The long journey to screen
Almost a decade after it was first announced, The Flash will finally release this summer, though the context around it and the state of the DCEU has dramatically changed since the movie was first mooted in 2013. Back then it was part of an interconnected universe revolving around Zak Snyder’s Justice League. Now? The landscape is looking very different for Miller, The Flash, the DCEU, and for Warner Bros’ in general. It’s hard to know where the film, which also scored the remarkable coup of bringing back Michael Keaton as Batman for the first time since 1992, is going to sit.
A changed landscape
DC’s extended universe has always been a slightly odd mish-mash. Things kicked off with Zak Snyder’s Superman movies, hit a high with the first Wonder Woman and Aquaman films and then fell apart dramatically when Justice League flopped and Wonder Woman 1984 and Birds of Prey underperformed either critically (the former) or commercially (the latter). The Batman and Joker were hugely successful but took off in entirely separate universes, and Warner handed the keys to the whole DC slate to James Gunn and Peter Safran to reimagine. Meanwhile, an apparently-complete Batgirl movie, also starring Keaton, was thrown into the vault forever, possibly for tax reasons, possibly because it was “unreleasable” (reports vary). The Flash could have rescued the franchise, instead it apparently has to end it.

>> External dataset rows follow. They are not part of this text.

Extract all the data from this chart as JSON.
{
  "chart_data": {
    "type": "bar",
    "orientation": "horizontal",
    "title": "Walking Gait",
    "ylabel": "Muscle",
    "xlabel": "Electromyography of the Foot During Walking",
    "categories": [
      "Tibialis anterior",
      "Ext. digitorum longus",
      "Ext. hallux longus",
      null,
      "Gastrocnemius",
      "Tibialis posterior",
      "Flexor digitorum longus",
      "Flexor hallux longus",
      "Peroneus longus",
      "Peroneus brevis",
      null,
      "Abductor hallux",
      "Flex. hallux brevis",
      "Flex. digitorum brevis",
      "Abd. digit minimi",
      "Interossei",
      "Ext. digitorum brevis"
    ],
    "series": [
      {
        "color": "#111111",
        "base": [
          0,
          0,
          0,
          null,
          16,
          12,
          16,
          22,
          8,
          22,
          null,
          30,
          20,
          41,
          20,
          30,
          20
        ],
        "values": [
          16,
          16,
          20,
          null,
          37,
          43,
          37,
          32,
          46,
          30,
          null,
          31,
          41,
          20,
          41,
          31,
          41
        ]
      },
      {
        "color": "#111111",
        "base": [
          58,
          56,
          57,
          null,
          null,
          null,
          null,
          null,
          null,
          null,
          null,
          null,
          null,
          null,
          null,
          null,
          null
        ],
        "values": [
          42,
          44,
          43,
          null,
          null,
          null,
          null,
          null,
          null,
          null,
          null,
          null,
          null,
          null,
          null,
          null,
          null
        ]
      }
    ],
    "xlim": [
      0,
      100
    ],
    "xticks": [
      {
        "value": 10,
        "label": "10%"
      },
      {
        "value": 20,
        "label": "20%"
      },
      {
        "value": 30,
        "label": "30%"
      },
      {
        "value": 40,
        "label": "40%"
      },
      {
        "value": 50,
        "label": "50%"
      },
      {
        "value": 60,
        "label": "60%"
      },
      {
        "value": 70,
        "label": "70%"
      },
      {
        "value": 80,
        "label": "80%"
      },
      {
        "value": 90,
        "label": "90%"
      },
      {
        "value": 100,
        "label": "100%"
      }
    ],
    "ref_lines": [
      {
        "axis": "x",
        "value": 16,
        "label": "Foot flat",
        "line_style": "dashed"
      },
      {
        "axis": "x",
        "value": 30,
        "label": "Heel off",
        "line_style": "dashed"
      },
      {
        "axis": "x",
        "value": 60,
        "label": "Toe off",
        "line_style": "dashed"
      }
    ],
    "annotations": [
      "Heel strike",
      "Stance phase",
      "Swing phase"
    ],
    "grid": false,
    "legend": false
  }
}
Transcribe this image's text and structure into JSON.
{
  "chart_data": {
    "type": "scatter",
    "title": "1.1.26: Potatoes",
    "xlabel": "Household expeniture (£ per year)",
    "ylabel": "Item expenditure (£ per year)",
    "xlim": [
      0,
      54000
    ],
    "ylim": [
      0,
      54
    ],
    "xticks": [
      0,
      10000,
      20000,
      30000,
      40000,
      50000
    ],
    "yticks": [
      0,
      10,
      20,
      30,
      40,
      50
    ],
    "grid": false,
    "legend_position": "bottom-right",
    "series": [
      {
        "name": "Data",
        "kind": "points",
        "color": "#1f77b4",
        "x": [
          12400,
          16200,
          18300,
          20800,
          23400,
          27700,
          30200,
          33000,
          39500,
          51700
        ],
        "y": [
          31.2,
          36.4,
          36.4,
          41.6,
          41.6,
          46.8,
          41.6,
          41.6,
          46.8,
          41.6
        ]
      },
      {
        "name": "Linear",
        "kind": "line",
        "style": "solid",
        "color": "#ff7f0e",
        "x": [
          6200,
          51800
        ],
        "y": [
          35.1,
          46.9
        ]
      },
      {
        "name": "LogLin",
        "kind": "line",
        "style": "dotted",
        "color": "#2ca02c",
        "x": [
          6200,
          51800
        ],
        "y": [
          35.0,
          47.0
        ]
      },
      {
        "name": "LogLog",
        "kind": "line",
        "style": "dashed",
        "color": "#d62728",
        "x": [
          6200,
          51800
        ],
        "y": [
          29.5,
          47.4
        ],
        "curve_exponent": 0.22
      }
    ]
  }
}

Balancing nostalgia, continuity, and a new direction
The trailer teases a fun, off-kilter take on the superhero genre, including a healthy dose of meta-text. Somewhere in between the peppy, family-friendly end of the MCU (Marvel Cinematic Universe) and the dark, serious Zack-era Snyder-Verse. The movie will have to balance the competing forces of nostalgia, continuity and a new look at DC, which will likely use its multiverse plot to weave in key details from previous films while painting a new, exciting image of the extended universe as a whole. It’s a huge challenge.